In Defence of Colonies


By Alan Burns, Published in 1957



‘COLONIAL’ questions are becoming more and more important in international affairs. In many cases ‘anti-colonialism’ is merely a cover for intense racial feeling, a colour prejudice in reverse which reflects the resentment of the darker peoples against the past domination of the world by European nations. In all cases ‘anti-colonialism’ is based on emotion rather than on reason, on misconceptions instead of a correct appraisal of the facts, and a distinguished American jurist has pointed out that ‘we are flooded with vague concepts, like “sovereignty”, “democracy”, “rights of small nations”, “equality before the law”, put forward as though they had some definite content.’

In this country, which is responsible for so many dependent territories, there is very little knowledge of the colonies, and a lurking fear that there may be some truth in the allegations of colonial misrule and tyranny which are so freely levelled against us by foreign critics.
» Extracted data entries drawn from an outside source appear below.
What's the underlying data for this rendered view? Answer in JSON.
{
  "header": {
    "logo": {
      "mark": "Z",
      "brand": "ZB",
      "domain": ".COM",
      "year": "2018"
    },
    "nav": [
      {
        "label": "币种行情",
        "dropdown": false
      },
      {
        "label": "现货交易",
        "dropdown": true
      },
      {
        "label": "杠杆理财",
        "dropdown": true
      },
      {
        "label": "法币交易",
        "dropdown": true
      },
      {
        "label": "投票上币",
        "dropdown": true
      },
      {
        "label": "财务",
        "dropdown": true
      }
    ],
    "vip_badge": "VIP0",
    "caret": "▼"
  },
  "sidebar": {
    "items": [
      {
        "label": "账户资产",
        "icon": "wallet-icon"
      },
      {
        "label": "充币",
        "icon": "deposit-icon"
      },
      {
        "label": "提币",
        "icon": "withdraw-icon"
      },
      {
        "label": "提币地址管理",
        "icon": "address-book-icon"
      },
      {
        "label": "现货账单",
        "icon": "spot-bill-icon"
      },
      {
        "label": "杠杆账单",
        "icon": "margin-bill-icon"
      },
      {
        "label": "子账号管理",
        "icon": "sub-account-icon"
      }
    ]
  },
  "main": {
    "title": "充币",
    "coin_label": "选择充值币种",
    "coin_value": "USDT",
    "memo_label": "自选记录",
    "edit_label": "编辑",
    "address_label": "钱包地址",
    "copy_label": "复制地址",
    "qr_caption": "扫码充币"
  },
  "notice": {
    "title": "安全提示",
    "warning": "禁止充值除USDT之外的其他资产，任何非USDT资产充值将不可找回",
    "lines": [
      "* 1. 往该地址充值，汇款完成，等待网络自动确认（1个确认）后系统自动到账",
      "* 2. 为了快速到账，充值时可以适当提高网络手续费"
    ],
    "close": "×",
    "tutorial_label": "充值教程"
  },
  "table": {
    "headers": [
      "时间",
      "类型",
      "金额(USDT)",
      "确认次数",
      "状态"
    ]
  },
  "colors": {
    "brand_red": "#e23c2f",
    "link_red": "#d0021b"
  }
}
We are, indeed, beginning to be a little ashamed of our position as a colonial Power and inclined to pay undue attention to the self-righteous attitude of other nations.

In point of fact our colonial record, though far from spotless, is much better than is generally allowed, and the subject peoples of the British Empire have greater liberty and better conditions of living than many of the inhabitants of independent countries. It is significant that the severest criticism of ‘colonialism’ come from the representatives of nations whose treatment of indigenous peoples is deplorable, and whose governments are the most notorious for tyranny, inefficiency or corruption. Those nations which have stable governments and all of whose peoples enjoy personal liberty and equal treatment, are seldom critical of others. They have no need for a smoke-screen to cover their own shortcomings.